Who are the Real Visionary Leaders?

Mazie Nakhro

When we say about certain politicians of ours, “He’s a visionary leader,” do we really know what we are talking about?   In 2004, both Neiphiu and Shürhozelie came up with what they called “Nagaland 2020—A Vision.” In it, they talked about implementing a vision of a comprehensive agriculture and forest policy; promotion of industries based on agro-forestry; sustainable exploitation of oil, gas and mineral reserves; heavy investments in infrastructure development; and equitable access to quality education and healthcare services. But till today, sadly all these remain only in paper.  

Or if one were to check the NPF’s amended Constitution of 2005, they talked of pursuing the following objectives: to strive to bring about electoral reforms, to fight against corruption and restore the good name of the Nagas, to develop the economy and remove disparity in the society, to strive for a clean and efficient administration, and to strictly abide by the rule of law.  

But now even after 16 years, their so-called vision has not been implemented.
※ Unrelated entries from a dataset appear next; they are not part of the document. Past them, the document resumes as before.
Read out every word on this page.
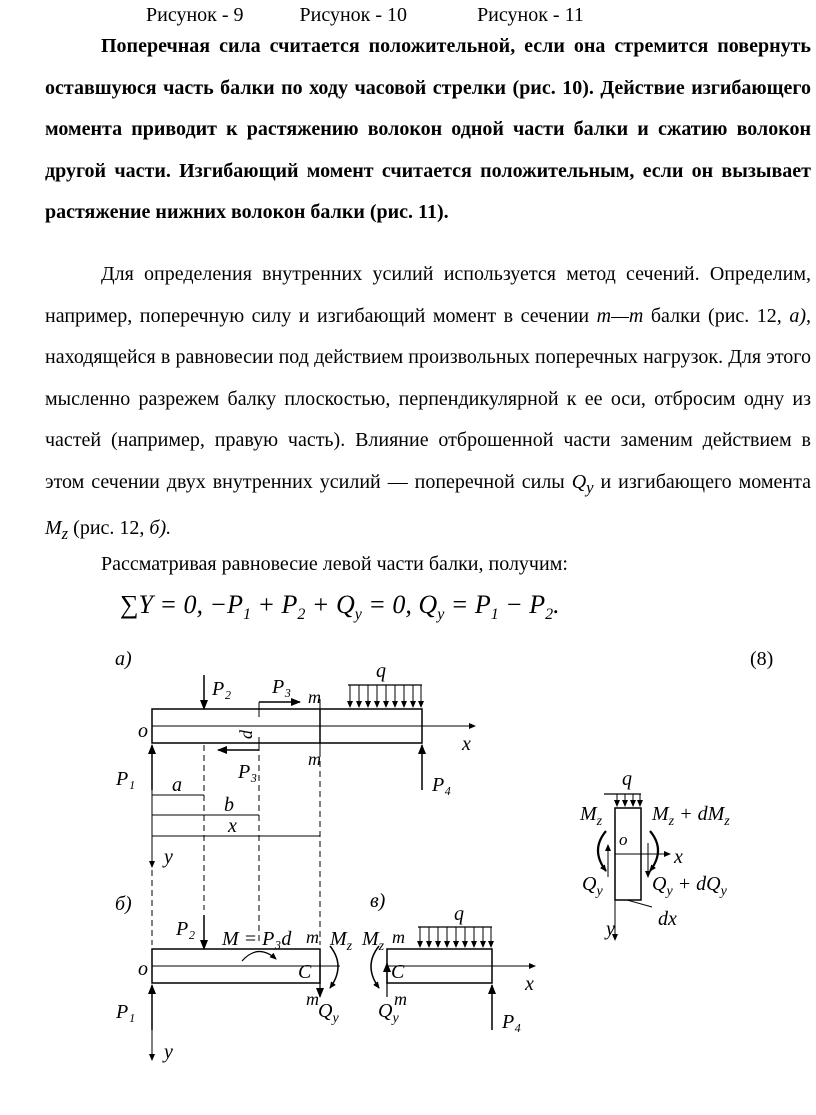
Рисунок - 9	Рисунок - 10	Рисунок - 11

Поперечная сила считается положительной, если она стремится повернуть оставшуюся часть балки по ходу часовой стрелки (рис. 10). Действие изгибающего момента приводит к растяжению волокон одной части балки и сжатию волокон другой части. Изгибающий момент считается положительным, если он вызывает растяжение нижних волокон балки (рис. 11).

Для определения внутренних усилий используется метод сечений. Определим, например, поперечную силу и изгибающий момент в сечении m—m балки (рис. 12, а), находящейся в равновесии под действием произвольных поперечных нагрузок. Для этого мысленно разрежем балку плоскостью, перпендикулярной к ее оси, отбросим одну из частей (например, правую часть). Влияние отброшенной части заменим действием в этом сечении двух внутренних усилий — поперечной силы $Q_y$ и изгибающего момента $M_z$ (рис. 12, б).

Рассматривая равновесие левой части балки, получим:

∑Y = 0, $-P_1 + P_2 + Q_y = 0$, $Q_y = P_1 - P_2$.
(8)
а)
P₂ P₃ m
q
o
x
m
P₃
P₁	P₄
a
b
x
y
d
б)
P₂ M = P₃d m
o	C
m
P₁
y
в)
q
m
C
m
x
P₄
q
o
x
y dx
$M_z$
$Q_y$
$M_z$
$Q_y$
$M_z$ $M_z + dM_z$
$Q_y$ $Q_y + dQ_y$
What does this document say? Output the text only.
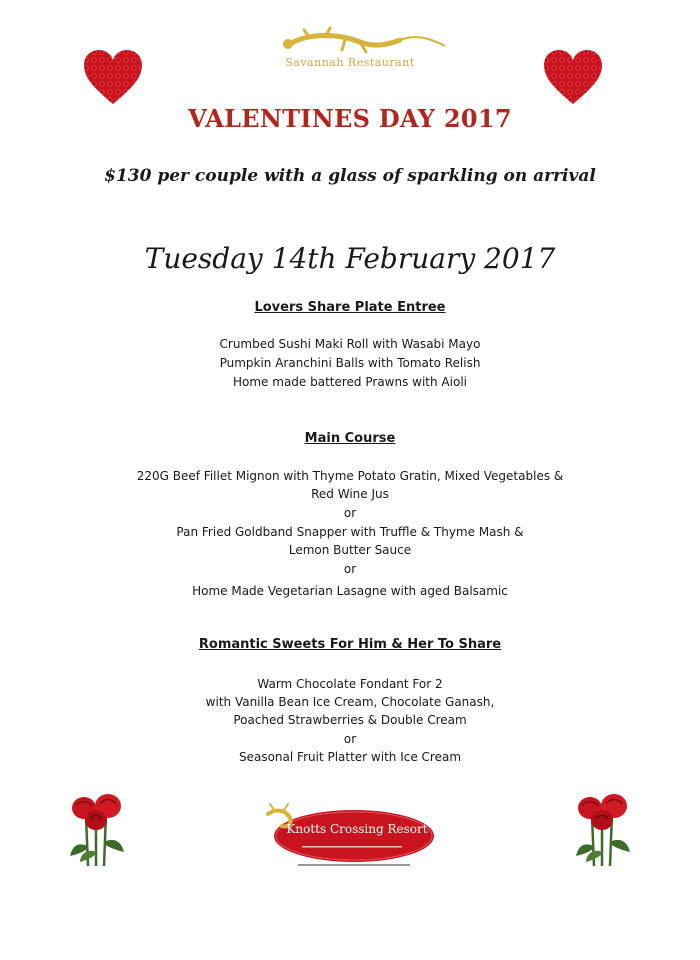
Savannah Restaurant
VALENTINES DAY 2017
$130 per couple with a glass of sparkling on arrival
Tuesday 14th February 2017
Lovers Share Plate Entree
Crumbed Sushi Maki Roll with Wasabi Mayo
Pumpkin Aranchini Balls with Tomato Relish
Home made battered Prawns with Aioli
Main Course
220G Beef Fillet Mignon with Thyme Potato Gratin, Mixed Vegetables &
Red Wine Jus
or
Pan Fried Goldband Snapper with Truffle & Thyme Mash &
Lemon Butter Sauce
or
Home Made Vegetarian Lasagne with aged Balsamic
Romantic Sweets For Him & Her To Share
Warm Chocolate Fondant For 2
with Vanilla Bean Ice Cream, Chocolate Ganash,
Poached Strawberries & Double Cream
or
Seasonal Fruit Platter with Ice Cream
Knotts Crossing Resort
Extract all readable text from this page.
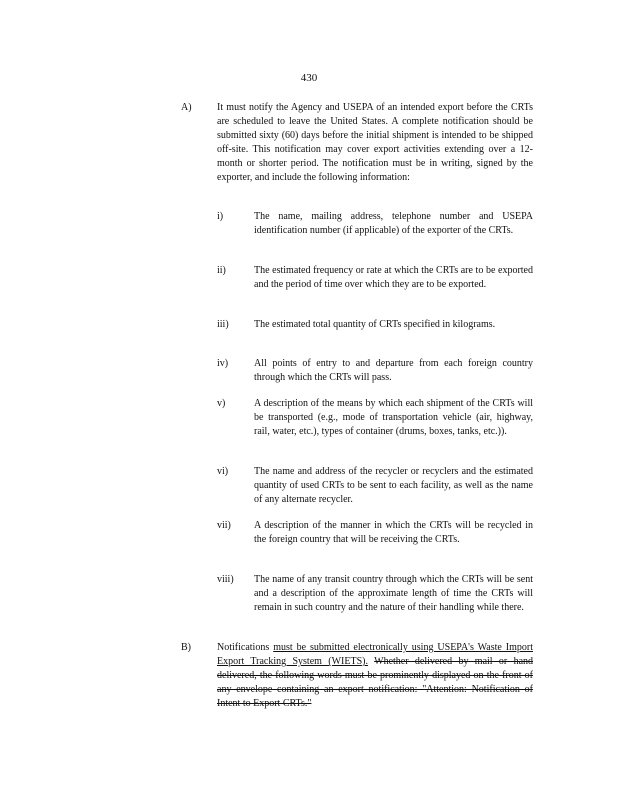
430
A)	It must notify the Agency and USEPA of an intended export before the CRTs are scheduled to leave the United States. A complete notification should be submitted sixty (60) days before the initial shipment is intended to be shipped off-site. This notification may cover export activities extending over a 12-month or shorter period. The notification must be in writing, signed by the exporter, and include the following information:
i)	The name, mailing address, telephone number and USEPA identification number (if applicable) of the exporter of the CRTs.
ii)	The estimated frequency or rate at which the CRTs are to be exported and the period of time over which they are to be exported.
iii)	The estimated total quantity of CRTs specified in kilograms.
iv)	All points of entry to and departure from each foreign country through which the CRTs will pass.
v)	A description of the means by which each shipment of the CRTs will be transported (e.g., mode of transportation vehicle (air, highway, rail, water, etc.), types of container (drums, boxes, tanks, etc.)).
vi)	The name and address of the recycler or recyclers and the estimated quantity of used CRTs to be sent to each facility, as well as the name of any alternate recycler.
vii) A description of the manner in which the CRTs will be recycled in the foreign country that will be receiving the CRTs.
viii) The name of any transit country through which the CRTs will be sent and a description of the approximate length of time the CRTs will remain in such country and the nature of their handling while there.
B)	Notifications must be submitted electronically using USEPA's Waste Import Export Tracking System (WIETS). Whether delivered by mail or hand delivered, the following words must be prominently displayed on the front of any envelope containing an export notification: "Attention: Notification of Intent to Export CRTs."
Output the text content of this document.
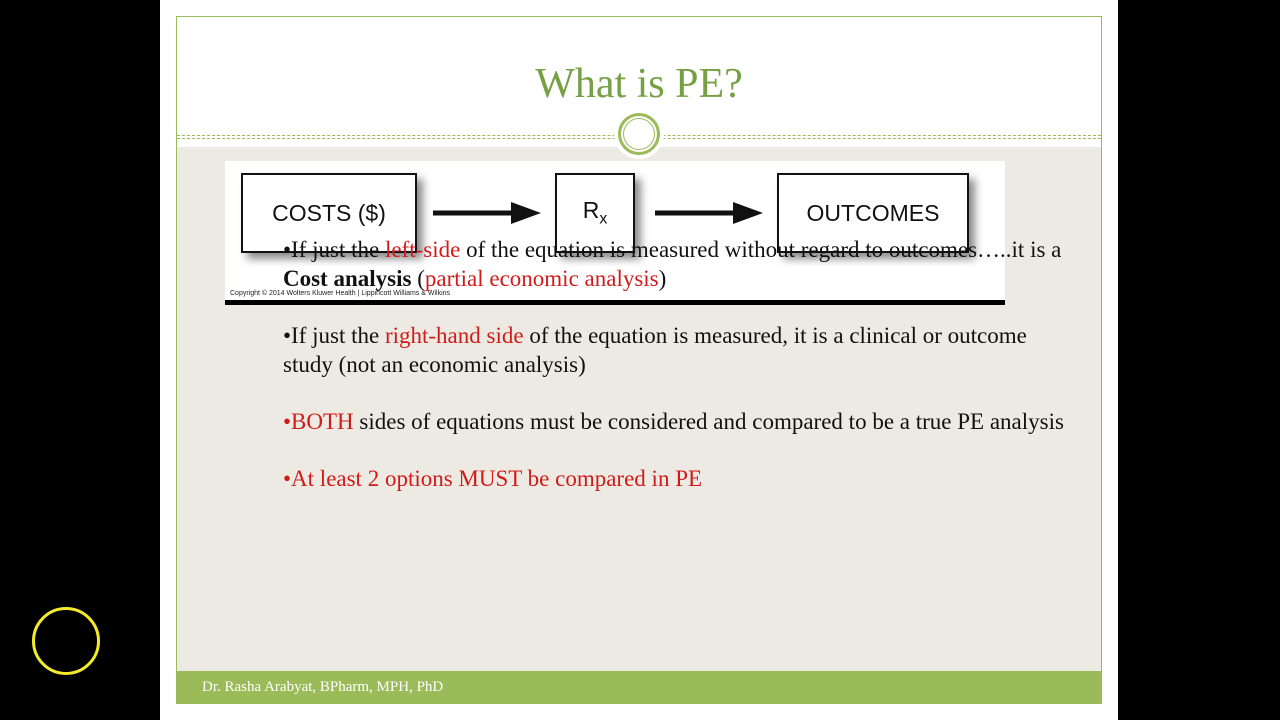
What is PE?
COSTS ($)	$R_x$	OUTCOMES
Copyright © 2014 Wolters Kluwer Health | Lippincott Williams & Wilkins

•If just the left-side of the equation is measured without regard to outcomes…..it is a Cost analysis (partial economic analysis)

•If just the right-hand side of the equation is measured, it is a clinical or outcome study (not an economic analysis)

•BOTH sides of equations must be considered and compared to be a true PE analysis

•At least 2 options MUST be compared in PE

Dr. Rasha Arabyat, BPharm, MPH, PhD
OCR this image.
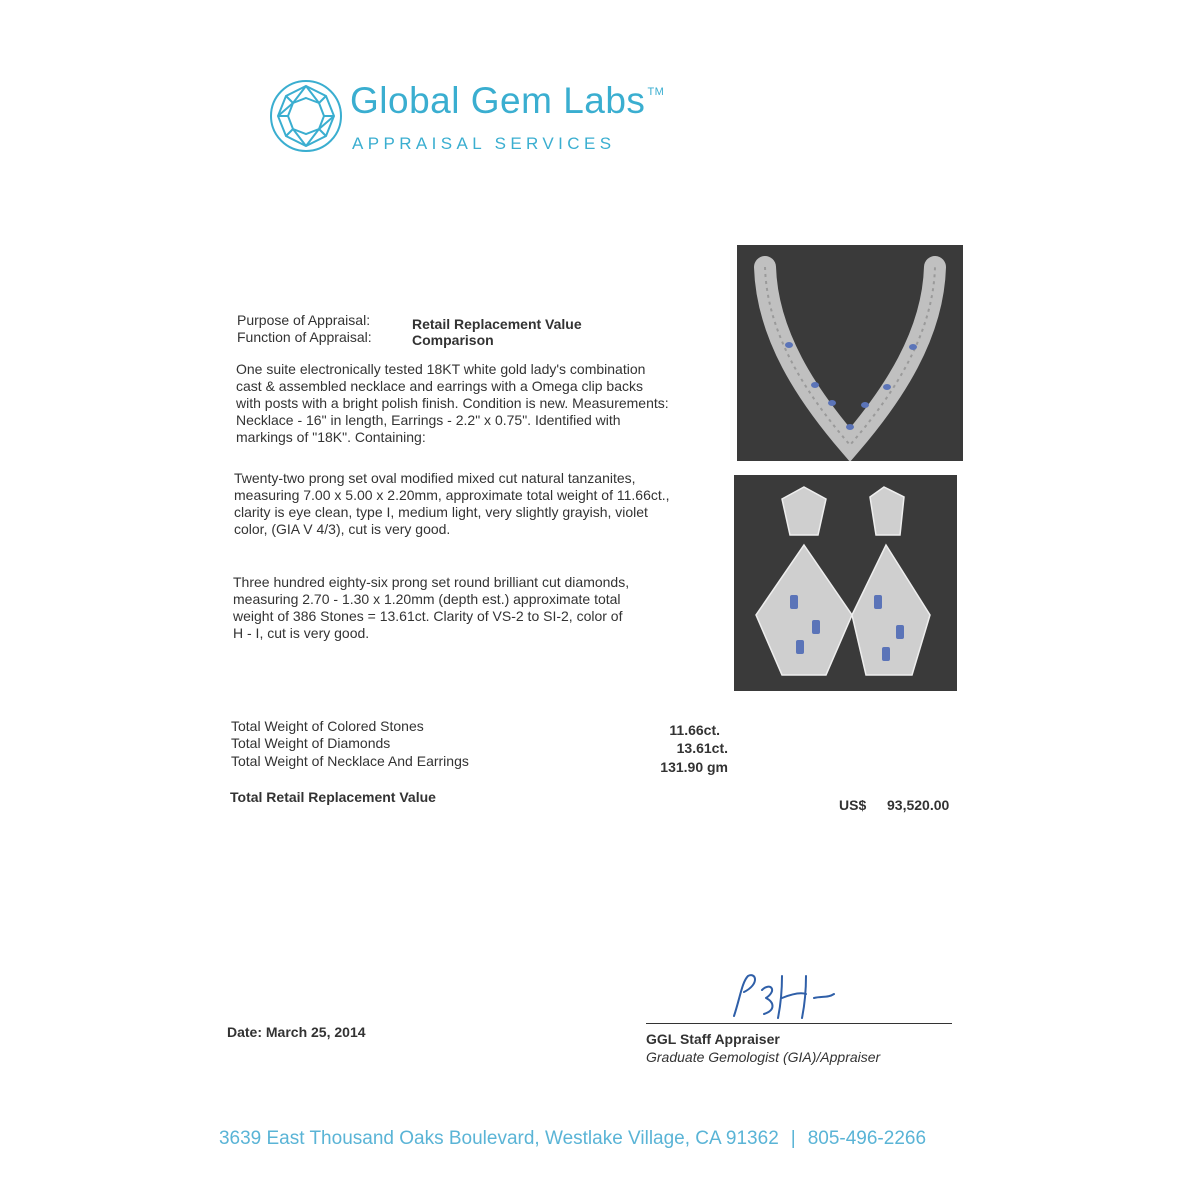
Global Gem Labs ™
APPRAISAL SERVICES
Purpose of Appraisal:	Retail Replacement Value
Function of Appraisal:	Comparison
One suite electronically tested 18KT white gold lady's combination
cast & assembled necklace and earrings with a Omega clip backs
with posts with a bright polish finish. Condition is new. Measurements:
Necklace - 16" in length, Earrings - 2.2" x 0.75". Identified with
markings of "18K". Containing:
Twenty-two prong set oval modified mixed cut natural tanzanites,
measuring 7.00 x 5.00 x 2.20mm, approximate total weight of 11.66ct.,
clarity is eye clean, type I, medium light, very slightly grayish, violet
color, (GIA V 4/3), cut is very good.
Three hundred eighty-six prong set round brilliant cut diamonds,
measuring 2.70 - 1.30 x 1.20mm (depth est.) approximate total
weight of 386 Stones = 13.61ct. Clarity of VS-2 to SI-2, color of
H - I, cut is very good.
Total Weight of Colored Stones	11.66ct.
Total Weight of Diamonds	13.61ct.
Total Weight of Necklace And Earrings	131.90 gm
Total Retail Replacement Value	US$ 93,520.00
Date: March 25, 2014	GGL Staff Appraiser
Graduate Gemologist (GIA)/Appraiser
3639 East Thousand Oaks Boulevard, Westlake Village, CA 91362 | 805-496-2266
Nor did they really fulfill those objectives mentioned in their Constitution. So then, can we call them visionary leaders? Truth be told: only a mere statement of a vision or objectives on paper doesn’t automatically qualify anyone to be considered visionary. A vision requires a personal embodiment of a creative idea that inspires others and generates real transformation in its path.  

At its simplest, visionary leadership begins when a person imagines a state of affairs not presently existing. This initial creative insight or spark is elaborated into a vision of change. But because most new ideas that call for change make some followers and others opponents, conflict inevitably arises. Few have expressed this conflict more eloquently than Robert F. Kennedy, borrowing from George Bernard Shaw: “Some people see things as they are and say: why? I dream things that never were and say: why not?”  

A visionary leader is very different from an “eventful” man who happens to be involved in historic situations but without really determining its course. While an “eventful” man is a slave to history and cannot free himself from becoming a pawn of situations, a visionary leader is confident of changing the existing situation and replacing it with a completely better alternative. The great German philosopher Georg Hegel called such men the “clear-sighted ones” in the land of the blind.  

Visionary leaders are the builders of a new dawn, working with imagination, insight, and boldness. They present a challenge that calls forth the best in people and brings them together around a shared sense of purpose. They work with the power of intentionality and alignment with a higher purpose. Their eyes are on the horizon, not just on the near at hand. They are social innovators and change agents, seeing the big picture and thinking strategically.  

Let’s look at some visionary leaders. In the arts, we have Leonardo da Vinci whose great works brought about artistic transformation and the Cultural Revolution not only in Italy but also in many other parts of Europe. In the sciences, we have Albert Einstein and Isaac Newton. In the media world, the CNN founder Ted Turner proved himself to be a visionary leader. He transformed the mass media and communication industry by boldly creating an around-the-clock international TV news network which brought the world closer. In the entertainment industry, it was Walt Disney. Despite facing many challenges and great adversity throughout his career, Walt dreamt big and forged ahead, seeing things others couldn’t see and constantly proving his critics wrong. All these people are especially known for transforming old mental maps or paradigms and creating strategies that are “outside the box” of conventional thought.  

What about visionary politicians? Rather than being corrupted by power, visionary politicians are elevated by power to accomplish greater things. Nelson Mandela clearly held a positive vision of a racially harmonious South Africa during his 28 years in jail and helped bring it into reality peacefully—to the amazement of the world.  

Mahatma Gandhi certainly believed in a vision of an independent India, made of Hindus, Muslims, Christians, and Sikhs. But for that to become a reality, he appealed to the moral conscience of Britain, using the principle of Satyagraha (“the power born of truth and love or non-violence”) to resist the evil of the British Colonial power. He also employed the concept of Swaraj (“self-rule”) when he refused to depend on the British supply of salt and, instead, mobilized millions of Indians in a peaceful procession to the coastal village of Dandi to produce salt from the seawater for themselves. Another creative means he came up with was the use of fasting as a political tool to solve communal strife until sanity returned to Kolkata. These were all value-based, morally-driven, peaceful, and self-imposing tactics. He exemplified what his vision called for. That’s why he could say, “I must first be the change I want to see in my world.” In fact, his politics was grounded on his moral values and religious beliefs. He had no trouble bringing his spirituality and politics together. He said, “I could not lead a religious life unless I identified with the whole of mankind, and that I could not do unless I took part in politics.”  

Visionary leaders are able to inspire people to be better than they already are by offering a clear vision of what is possible. They can successfully present a positive picture of the future and clearly show people how to get there. They lead by example. Their focus is on opportunities, not on problems.  

So the ultimate test of visionary leadership lies not only in having a new idea but in bringing to life a real transformation, accomplishing the real-world change it promises.